A survey of data center managers by Symantec Corp. shows that many are being squeezed by demands for increasing levels of service on one side and tightening budgets on the other.
For the survey on the state of the data center, which was published Oct. 30, Symantec surveyed 800 data center managers at large enterprises. Half of respondents reported having difficulty meeting existing service-level requirements, and 32% reported that those requirements are rising rapidly.
Part of the difficulty is in access to talent -- 52% said they're already understaffed, 69% reported their data centers are growing by at least 5% per year and 11% expected growth to exceed 20%.
Budgets are growing only 7.1% per year, however -- a figure that could be halved by inflation, which is expected to be about 3% in the U.S.
Half of respondents are using virtualization to help contain costs, and 58% are consolidating servers for the same reason.
Web applications and storage virtualization are other popular options, but skilled data center staff will remain in short supply, respondents said.
Those factors lay the groundwork for IT channel companies able to supply the skills and cost-containment technology large data centers need. But so many customers and value-added resellers (VARs) are focused on the same technologies that they have to find ways to distinguish themselves, according to Greg Schulz, president of The StorageIO Group in Stillwater, Minn.
One way is to expand the conversation with a data center administrator to talk not only about virtualization, data archiving, data compression and moving data from tape to disk, but also about issues of power and cooling, Schulz said.
"The real value of a VAR is to help customers put together an attack plan that says: Let's look at the overall data environment and see where either costs can be reduced or more capacity added without consuming any more power or cooling to support growth," Schulz said. "For example, if you can pick up a 10% reduction by shrinking the number of physical servers through virtualization, 5% savings on power reduction, 5% by providing a cooler environment and so on, all of a sudden you are looking at some real cost savings."
Technologies like server virtualization, data deduplication and advances in storage capacity within disk arrays, for example, have all changed the data center conversation, according to Eric Linxweiler, senior vice president of solutions services at Bloomfield Hills, Mich.-based Logicalis USA. But, more than discussing technology, customers want to know the effect of an IT purchase on the ongoing cost of running a data center.
"What has changed, especially with technology, is that you are now asking questions of efficiency whereas previously you were asking questions of just overall technology," Linxweiler said. "Customers want VARs to help them find out what purchasing technology is going to mean to their business in terms of power savings, personnel savings, maintenance savings and forecasting the growth of their data out for a few years. They want VARs to help them make a decision on these issues," Linxweiler added.
The issues that face smaller customers are similar to those of the large data center managers in the survey, VARs said. But the approach and customer management issues are much different.

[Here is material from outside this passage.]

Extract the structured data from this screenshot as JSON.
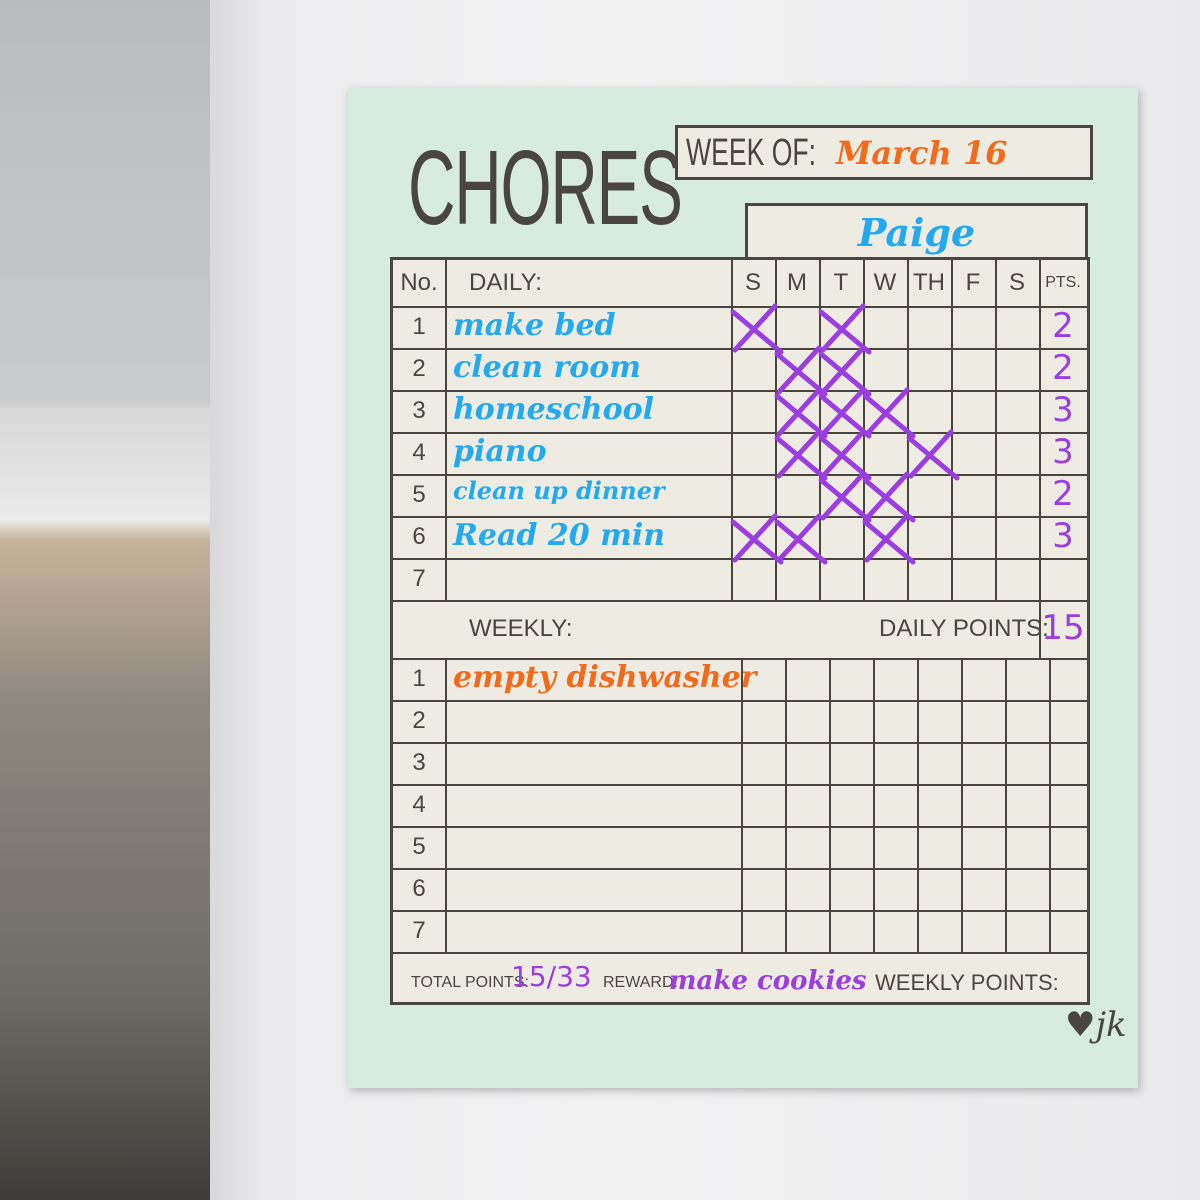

Sophisticated data centers in large corporations have already discussed their budgets and have a technical staff that knows how much it will cost to fix a particular problem, according to Peter Anderson, president of Tampa, Fla.-based VAR Bayshore Technologies Inc. Once large customers turn to the VARs, they have already decided what they will spend. Smaller businesses, however, often fight for every penny they spend.
"If you're a business owner and you're going to spend $250,000, the owner has to find the money -- it's coming directly out of their pocket so it's a different kind of conversation," Anderson said.
"A lot of companies are now leasing. It might be servers, storage, software and services, and we wrap that around a solution. We get paid quickly from the leasing companies and for smaller companies it's easier to pay $1,000 a month than $150,000 in one whack," he said.